"You're goin' to get into trouble if you don't shut up," Lambert cautioned.

"Look at him shut his old eyes and stretch his neck! Ain't it the sweetest——"

The man in the chair lifted himself in sudden grimness, sat up from between the barber's massaging hands, which still held their pose like some sort of brace, turned a threatening look into the road. If half his face was sufficient to raise the declaration from Taterleg that the man was uglier than he, all of it surely proclaimed him the homeliest man in the nation.
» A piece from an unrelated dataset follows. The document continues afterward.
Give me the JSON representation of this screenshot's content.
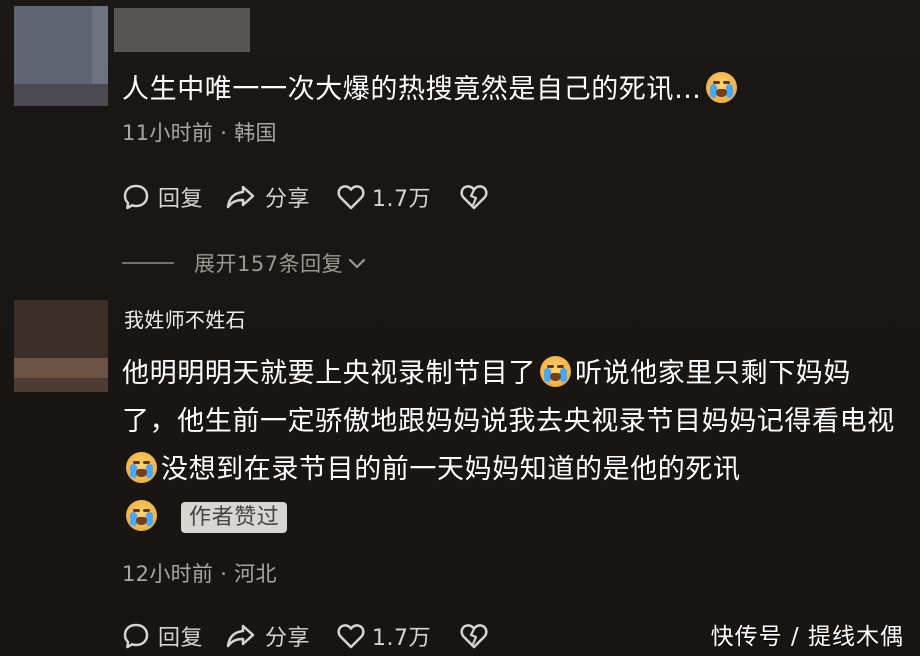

His eyes were red, as from some long carousal, their lids heavy and slow, his neck was long, and inflamed like an old gobbler's when he inflates himself with his impotent rage.
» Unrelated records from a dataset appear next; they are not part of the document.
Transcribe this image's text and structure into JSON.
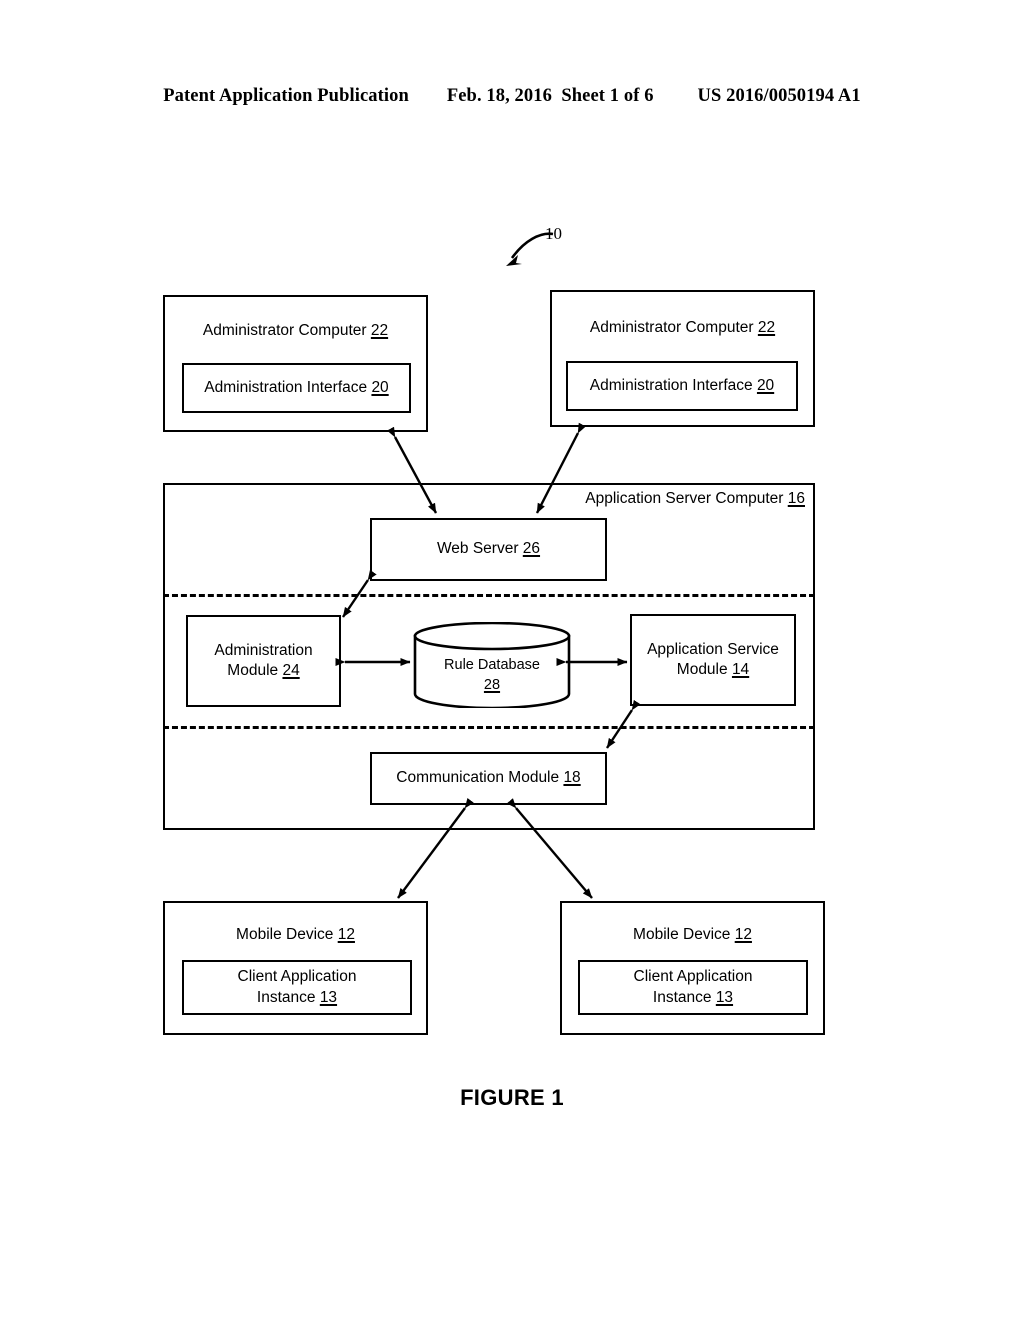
{
  "header": {
    "left": "Patent Application Publication",
    "center": "Feb. 18, 2016  Sheet 1 of 6",
    "right": "US 2016/0050194 A1"
  },
  "figure": {
    "caption": "FIGURE 1",
    "system_reference": "10"
  },
  "nodes": {
    "admin_computer_left": {
      "title": "Administrator Computer ",
      "title_ref": "22",
      "interface": "Administration Interface ",
      "interface_ref": "20"
    },
    "admin_computer_right": {
      "title": "Administrator Computer ",
      "title_ref": "22",
      "interface": "Administration Interface ",
      "interface_ref": "20"
    },
    "application_server": {
      "title": "Application Server Computer ",
      "title_ref": "16"
    },
    "web_server": {
      "label": "Web Server ",
      "ref": "26"
    },
    "administration_module": {
      "line1": "Administration",
      "line2": "Module ",
      "ref": "24"
    },
    "rule_database": {
      "line1": "Rule Database",
      "ref": "28"
    },
    "application_service_module": {
      "line1": "Application Service",
      "line2": "Module ",
      "ref": "14"
    },
    "communication_module": {
      "label": "Communication Module ",
      "ref": "18"
    },
    "mobile_device_left": {
      "title": "Mobile Device ",
      "title_ref": "12",
      "app_line1": "Client Application",
      "app_line2": "Instance ",
      "app_ref": "13"
    },
    "mobile_device_right": {
      "title": "Mobile Device ",
      "title_ref": "12",
      "app_line1": "Client Application",
      "app_line2": "Instance ",
      "app_ref": "13"
    }
  },
  "colors": {
    "line": "#000000",
    "background": "#ffffff"
  }
}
He looked hard at the two men, so sour in his wrath, so comical in his unmatched ugliness, that Lambert could not restrain a most unusual and generous grin. Taterleg bared his head, bowing low, not a smile, not a ripple of a smile, on his face.

"Mister, I take off my hat to you," he said.

"Yes, and I'll take your fool head off the first time I meet you!" the man returned. He let himself back into the barber's waiting hands, a growl deep in him, surly as an old dog that has been roused out of his place in the middle of the road.

"General, I wouldn't hurt you for a purty, I wouldn't change your looks for a dollar bill," said Taterleg.

"Wait till I git out of this chair!" the customer threatened, voice smothered in the barber's hands.

"I guess he's not a dangerous man—lucky for you," said Lambert. He drew Taterleg away; they went on.

The allurements of Glendora were no more dazzling by night than by day. There was not much business in the saloon, there being few visitors in town, no roistering, no sounds of uncurbed gaiety. Formerly there had been a dance-hall in connection with the saloon, but that branch of the business had failed through lack of patronage long ago. The bar stood in the front of the long, cheerless room, a patch of light over and around it, the melancholy furniture of its prosperous days dim in the gloom beyond.